Море раскинулось сразу за поворотом улицы. Прибрежный участок земли, узкий и пустынный, с обеих сторон упирался в сплошной ряд поврежденных бурями домов. Из спокойной желтоватой воды беспорядочно, под разными углами, торчали высокие столбы, но ни катера, ни лодок не было пришвартовано к ним. Справа от Колина и Мэри изъеденная ржавчиной жестяная стрелка указывала дорогу – по набережной – к больнице. По той же улице, что и они, на берег вышел маленький мальчик, сопровождаемый с обеих сторон двумя женщинами с набитыми до отказа хозяйственными сумками.
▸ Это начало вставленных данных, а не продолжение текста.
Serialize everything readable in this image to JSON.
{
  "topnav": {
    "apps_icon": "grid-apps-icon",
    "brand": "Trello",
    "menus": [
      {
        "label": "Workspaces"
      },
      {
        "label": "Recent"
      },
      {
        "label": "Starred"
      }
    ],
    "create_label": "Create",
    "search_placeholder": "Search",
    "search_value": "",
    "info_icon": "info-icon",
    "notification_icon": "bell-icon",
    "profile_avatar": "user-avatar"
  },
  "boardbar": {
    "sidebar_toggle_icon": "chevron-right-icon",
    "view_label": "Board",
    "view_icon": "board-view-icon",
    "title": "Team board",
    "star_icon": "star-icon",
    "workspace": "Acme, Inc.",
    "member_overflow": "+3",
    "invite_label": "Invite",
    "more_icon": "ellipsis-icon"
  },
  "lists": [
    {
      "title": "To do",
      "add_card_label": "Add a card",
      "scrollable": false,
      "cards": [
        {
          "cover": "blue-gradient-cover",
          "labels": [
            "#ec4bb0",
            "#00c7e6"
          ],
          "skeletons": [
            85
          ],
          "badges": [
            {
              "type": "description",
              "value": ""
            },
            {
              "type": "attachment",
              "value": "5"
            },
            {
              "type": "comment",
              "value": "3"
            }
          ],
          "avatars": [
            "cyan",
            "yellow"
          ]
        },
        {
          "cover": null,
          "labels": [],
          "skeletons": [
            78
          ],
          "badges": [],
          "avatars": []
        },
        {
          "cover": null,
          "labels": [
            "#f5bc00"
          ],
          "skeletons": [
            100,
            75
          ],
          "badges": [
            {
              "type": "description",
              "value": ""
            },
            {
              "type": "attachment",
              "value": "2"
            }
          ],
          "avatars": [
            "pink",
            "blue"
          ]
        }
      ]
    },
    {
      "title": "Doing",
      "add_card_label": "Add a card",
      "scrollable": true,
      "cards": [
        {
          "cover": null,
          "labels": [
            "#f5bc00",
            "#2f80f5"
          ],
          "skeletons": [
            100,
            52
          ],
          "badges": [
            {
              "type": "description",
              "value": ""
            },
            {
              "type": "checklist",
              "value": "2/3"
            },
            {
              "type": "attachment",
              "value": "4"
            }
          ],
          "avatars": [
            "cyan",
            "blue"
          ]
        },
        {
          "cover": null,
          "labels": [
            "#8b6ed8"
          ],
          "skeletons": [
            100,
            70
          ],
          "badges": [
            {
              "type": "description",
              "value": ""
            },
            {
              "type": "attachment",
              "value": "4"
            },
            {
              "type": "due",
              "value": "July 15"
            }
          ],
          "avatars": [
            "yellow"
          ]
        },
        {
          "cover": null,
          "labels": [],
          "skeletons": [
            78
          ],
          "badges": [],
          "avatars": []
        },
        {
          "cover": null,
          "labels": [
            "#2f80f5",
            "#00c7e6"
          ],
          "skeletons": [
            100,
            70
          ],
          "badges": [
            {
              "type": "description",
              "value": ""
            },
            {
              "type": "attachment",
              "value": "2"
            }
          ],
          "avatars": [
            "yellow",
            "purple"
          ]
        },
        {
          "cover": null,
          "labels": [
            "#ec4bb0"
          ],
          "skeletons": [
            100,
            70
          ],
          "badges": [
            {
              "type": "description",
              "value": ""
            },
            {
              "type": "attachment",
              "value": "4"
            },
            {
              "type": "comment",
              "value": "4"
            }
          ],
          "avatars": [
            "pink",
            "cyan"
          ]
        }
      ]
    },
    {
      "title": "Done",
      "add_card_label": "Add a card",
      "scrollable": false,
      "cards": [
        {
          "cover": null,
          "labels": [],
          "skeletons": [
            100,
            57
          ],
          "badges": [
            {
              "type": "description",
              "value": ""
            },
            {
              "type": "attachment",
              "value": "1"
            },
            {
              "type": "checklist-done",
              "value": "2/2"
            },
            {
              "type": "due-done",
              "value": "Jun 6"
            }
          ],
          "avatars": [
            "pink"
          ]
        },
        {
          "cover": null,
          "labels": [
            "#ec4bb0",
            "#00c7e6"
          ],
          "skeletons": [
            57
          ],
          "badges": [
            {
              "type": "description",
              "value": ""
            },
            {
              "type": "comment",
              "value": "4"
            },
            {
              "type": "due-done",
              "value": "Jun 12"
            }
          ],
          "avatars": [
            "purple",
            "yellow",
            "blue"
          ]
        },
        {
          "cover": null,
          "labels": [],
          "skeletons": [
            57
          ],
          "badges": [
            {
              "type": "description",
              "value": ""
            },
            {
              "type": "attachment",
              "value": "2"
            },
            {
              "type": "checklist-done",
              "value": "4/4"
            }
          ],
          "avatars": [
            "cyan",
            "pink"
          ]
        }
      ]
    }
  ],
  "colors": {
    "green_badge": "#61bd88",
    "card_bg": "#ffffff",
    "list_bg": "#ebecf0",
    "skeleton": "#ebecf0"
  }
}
Все трое остановились возле указателя, и женщины, нагнувшись, принялись рыться в сумках с таким видом, словно искали нечто забытое. Когда они пошли дальше, малыш пискляво заныл, но его быстро уняли.
Колин с Мэри сели у края причала на деревянные ящики, провонявшие дохлой рыбой. Приятно было смотреть в морскую даль, оставив позади узкие улочки и переулки города. В поле зрения господствовал расположенный в полумиле от берега невысокий остров, обнесенный стеной и целиком отведенный под кладбище. На одной его оконечности находились часовня и маленькая каменная пристань. Перспективу нарушал голубоватый утренний туман, и издали поблескивающие склепы и надгробия казались сооружениями тесно застроенного города будущего. Солнце за низкой пеленой смога превратилось в диск грязно-серебряного цвета, маленький и резко очерченный.
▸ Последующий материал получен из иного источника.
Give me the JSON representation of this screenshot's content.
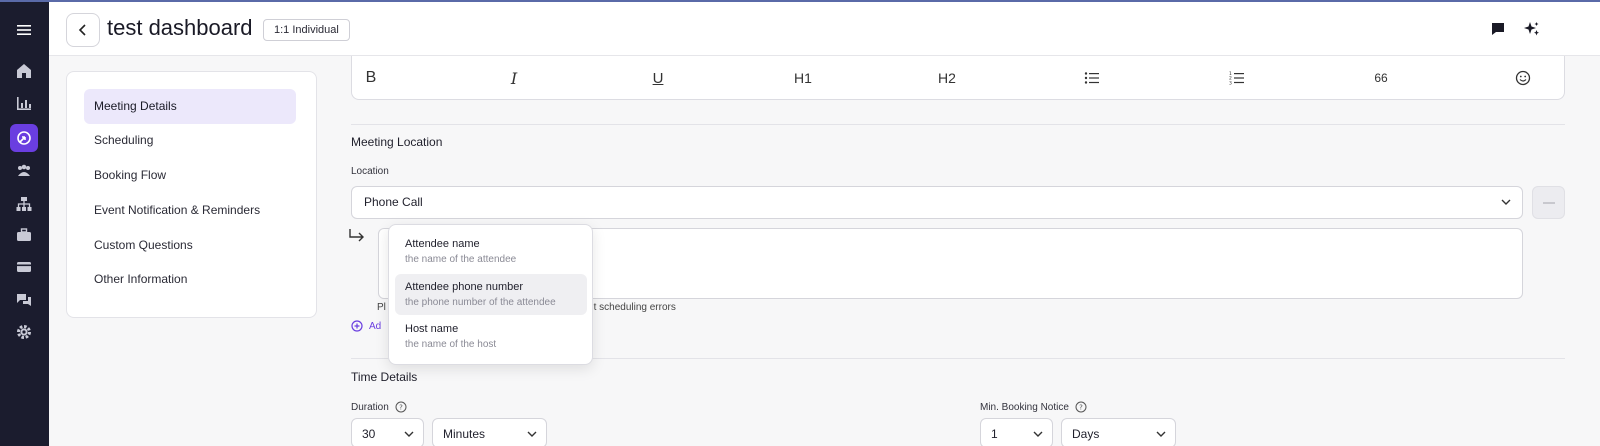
{
  "header": {
    "title": "test dashboard",
    "badge": "1:1 Individual"
  },
  "sidebar_nav": {
    "items": [
      {
        "label": "Meeting Details",
        "active": true
      },
      {
        "label": "Scheduling",
        "active": false
      },
      {
        "label": "Booking Flow",
        "active": false
      },
      {
        "label": "Event Notification & Reminders",
        "active": false
      },
      {
        "label": "Custom Questions",
        "active": false
      },
      {
        "label": "Other Information",
        "active": false
      }
    ]
  },
  "toolbar": {
    "bold": "B",
    "italic": "I",
    "underline": "U",
    "h1": "H1",
    "h2": "H2",
    "quote": "66"
  },
  "location": {
    "section_title": "Meeting Location",
    "label": "Location",
    "value": "Phone Call",
    "helper_prefix": "Pl",
    "helper_suffix": "to prevent scheduling errors",
    "add_link": "Ad"
  },
  "variable_menu": {
    "options": [
      {
        "title": "Attendee name",
        "subtitle": "the name of the attendee"
      },
      {
        "title": "Attendee phone number",
        "subtitle": "the phone number of the attendee"
      },
      {
        "title": "Host name",
        "subtitle": "the name of the host"
      }
    ]
  },
  "time_details": {
    "section_title": "Time Details",
    "duration_label": "Duration",
    "duration_value": "30",
    "duration_unit": "Minutes",
    "min_notice_label": "Min. Booking Notice",
    "min_notice_value": "1",
    "min_notice_unit": "Days"
  },
  "colors": {
    "accent": "#6a3ee0",
    "rail_bg": "#1b1c2e",
    "active_nav_bg": "#ece8fb"
  }
}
Мэри снова прислонилась к плечу Колина.
– Сегодня тебе придется заботиться обо мне, – проговорила она, зевая.
Он погладил ее по затылку:
– Значит, вчера ты обо мне заботилась? Она кивнула и закрыла глаза. Потребность в заботе вошла у них в привычку, и они считали своим долгом поочередно присматривать друг за другом. Колин принялся убаюкивать Мэри в своих объятиях и несколько раз рассеянно поцеловал ее в ухо. Показавшийся из-за кладбищенского острова речной трамвай уже причаливал к каменной пристани. Даже с такого расстояния можно было разглядеть цветы в руках у крошечных фигурок в черном, спускавшихся по траву. Вдали, над водой, послышался тонкий пронзительный крик – то ли чайки, то ли ребенка, – и судно медленно отошло от острова.
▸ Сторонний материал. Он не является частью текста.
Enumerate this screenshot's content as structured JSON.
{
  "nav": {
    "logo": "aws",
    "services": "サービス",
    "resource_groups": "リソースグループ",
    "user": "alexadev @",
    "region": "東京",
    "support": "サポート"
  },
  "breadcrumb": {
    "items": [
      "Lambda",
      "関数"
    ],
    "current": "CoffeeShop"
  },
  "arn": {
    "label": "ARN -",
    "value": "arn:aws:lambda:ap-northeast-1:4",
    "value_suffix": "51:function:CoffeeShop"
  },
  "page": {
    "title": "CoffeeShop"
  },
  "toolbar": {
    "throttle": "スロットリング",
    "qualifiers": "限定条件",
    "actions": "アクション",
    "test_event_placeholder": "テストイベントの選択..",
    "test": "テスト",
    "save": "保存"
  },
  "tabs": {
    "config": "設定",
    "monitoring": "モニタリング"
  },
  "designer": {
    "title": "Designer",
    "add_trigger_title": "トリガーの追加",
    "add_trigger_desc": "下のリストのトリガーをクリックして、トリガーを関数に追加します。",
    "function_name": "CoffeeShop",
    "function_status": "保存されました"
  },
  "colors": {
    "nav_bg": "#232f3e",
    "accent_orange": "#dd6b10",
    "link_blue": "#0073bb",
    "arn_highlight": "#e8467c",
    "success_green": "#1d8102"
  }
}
Оно направлялось к больничному причалу, расположенному за изгибом береговой линии и недоступному взору с того места, где они сидели. Сама больница, однако, возвышалась над соседними зданиями – цитадель, выкрашенная уже наполовину облупившейся горчично-желтой матовой краской, с крутыми черепичными крышами бледно-красного цвета, подпирающими беспорядочное, неустойчивое нагромождение телевизионных антенн. В некоторых палатах были высокие зарешеченные окна, выходившие на балконы величиной с небольшие корабли, где стояли и сидели, вглядываясь в морскую даль, то ли пациенты, то ли сестры, одетые во все белое.
Берег и улицы позади Колина и Мэри заполнялись людьми. Мимо устало тащились с пустыми хозяйственными сумками погруженные в молчание старухи в черных платках. От ближайшего дома доносился резкий аромат крепкого кофе и сигарного дыма, который смешивался с запахом дохлой рыбы, делая его почти неуловимым. Рядом с ящиками, чуть ли не под ноги Колину и Мэри, бросил связку сетей худой и морщинистый рыбак в рваном сером костюме и некогда белой рубашке без пуговиц – впечатление было такое, будто он много лет назад оставил службу в конторе. Колин отреагировал неуверенным примирительным жестом, но рыбак, уже шагавший прочь, четко произнес: «Туристы!» – и взмахом руки подтвердил свое право на отступление от правил.
Колин разбудил задремавшую Мэри и уговорил ее прогуляться до больничного причала. Если там нет кафе, речной трамвай довезет их по каналам до центра города, а там недалеко и до гостиницы.
Когда они подошли к внушительной сторожке у ворот, служившей больничной проходной, речной трамвай уже отчаливал. Судном правили двое молодых людей с одинаковыми тонкими усиками, в синих пиджаках и темных очках в серебряной оправе. Один в ожидании стоял у штурвала, а другой, ловко, небрежно вращая запястьем, разматывал швартов с кнехта; в самый последний момент он шагнул на палубу над расширяющейся полоской маслянистой воды, одновременно отцепил стальной барьер, за которым толпились пассажиры, и одной рукой закрепил его, равнодушно глядя на удаляющийся причал и громко болтая с напарником.
Не сговариваясь, Колин с Мэри удалились от моря и влились в людской поток, который двигался через проходную и, поднимаясь по крутой подъездной аллее с цветущими по обеими сторонам кустами, направлялся к больнице. Сидевшие на скамеечках пожилые женщины продавали журналы, цветы, распятия и статуэтки, но никто не задерживался возле них хотя бы для того, чтобы бросить беглый взгляд.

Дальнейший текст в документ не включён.